HSV-2 infection is widespread throughout the world, affecting more than 530 million people with the rates of infection are higher in women globally, according to the World Health Organization (WHO).

“To the best of our knowledge this is the first study that has shown how estradiol could be enhancing the immune system to fight against viral infection,” said Kaushic, the study’s lead author, a professor in the Department of Pathology and Molecular Medicine and a member of the Michael G. DeGroote Institute for Infectious Disease Research and McMaster Immunology Research Centre.

“If this pathway can be verified in women, then we have laid the foundation to address a number of important public health issues, particularly whether some hormonal contraceptives may be better than others for women who are at higher risk of acquiring sexually transmitted infections, such as in Sub-Saharan Africa, where both HIV-1 and HSV-2 infection rates are high.”

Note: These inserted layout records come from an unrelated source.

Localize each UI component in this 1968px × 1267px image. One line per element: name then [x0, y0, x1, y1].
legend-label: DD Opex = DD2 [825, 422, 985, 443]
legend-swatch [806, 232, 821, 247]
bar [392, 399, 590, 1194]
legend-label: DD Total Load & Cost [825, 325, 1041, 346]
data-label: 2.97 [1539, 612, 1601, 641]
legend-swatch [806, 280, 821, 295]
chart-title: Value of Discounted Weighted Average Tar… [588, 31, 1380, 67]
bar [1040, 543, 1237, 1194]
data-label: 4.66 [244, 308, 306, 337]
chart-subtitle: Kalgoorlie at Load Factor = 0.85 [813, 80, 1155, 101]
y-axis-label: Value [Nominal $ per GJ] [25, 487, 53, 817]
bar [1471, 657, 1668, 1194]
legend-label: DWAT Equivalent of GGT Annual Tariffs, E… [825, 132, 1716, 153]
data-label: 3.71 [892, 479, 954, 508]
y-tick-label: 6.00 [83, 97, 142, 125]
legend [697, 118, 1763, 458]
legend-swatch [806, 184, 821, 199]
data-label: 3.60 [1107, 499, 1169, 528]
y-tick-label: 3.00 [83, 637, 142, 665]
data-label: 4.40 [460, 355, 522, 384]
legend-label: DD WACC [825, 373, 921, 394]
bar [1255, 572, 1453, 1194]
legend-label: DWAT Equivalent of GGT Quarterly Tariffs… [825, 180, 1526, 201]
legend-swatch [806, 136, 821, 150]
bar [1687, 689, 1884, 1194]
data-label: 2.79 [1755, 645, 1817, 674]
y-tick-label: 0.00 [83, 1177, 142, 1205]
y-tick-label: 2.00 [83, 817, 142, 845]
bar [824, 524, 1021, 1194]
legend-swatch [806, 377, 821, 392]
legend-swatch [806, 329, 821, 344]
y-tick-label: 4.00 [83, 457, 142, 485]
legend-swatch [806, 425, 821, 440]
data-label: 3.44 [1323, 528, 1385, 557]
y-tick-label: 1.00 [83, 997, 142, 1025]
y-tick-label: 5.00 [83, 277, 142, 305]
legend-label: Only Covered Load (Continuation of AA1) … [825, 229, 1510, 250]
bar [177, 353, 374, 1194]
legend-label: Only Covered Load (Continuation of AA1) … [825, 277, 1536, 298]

As part of the study, researchers implanted estradiol-releasing pellets into female mice whose ovaries had been removed. The mice then received two rounds of an HSV-2 vaccine, followed by a high dose of the virus.

The researchers saw that the majority of the mice survived and showed less severe disease symptoms, compared to a control group that was not immunized.

Further analysis of the molecular pathways underpinning this defensive mechanism revealed that estradiol primes dendritic cells in the vaginal tract to initiate anti-viral T cell immunity.

More specifically, the researchers reported an increase in anti-viral activity unique to the vaginal tract and not found in any other mucosal lining of the body.

Additionally, Kaushic and colleagues concluded, this finding “will be very important in understanding what type of immunity can protect women from sexually transmitted infections and how we can use this information to develop better vaccines.”

This study was funded by operating grants from the Canadian Institutes of Health Research and a Research Chair Award to Dr. Kaushic from the Ontario HIV Treatment Network.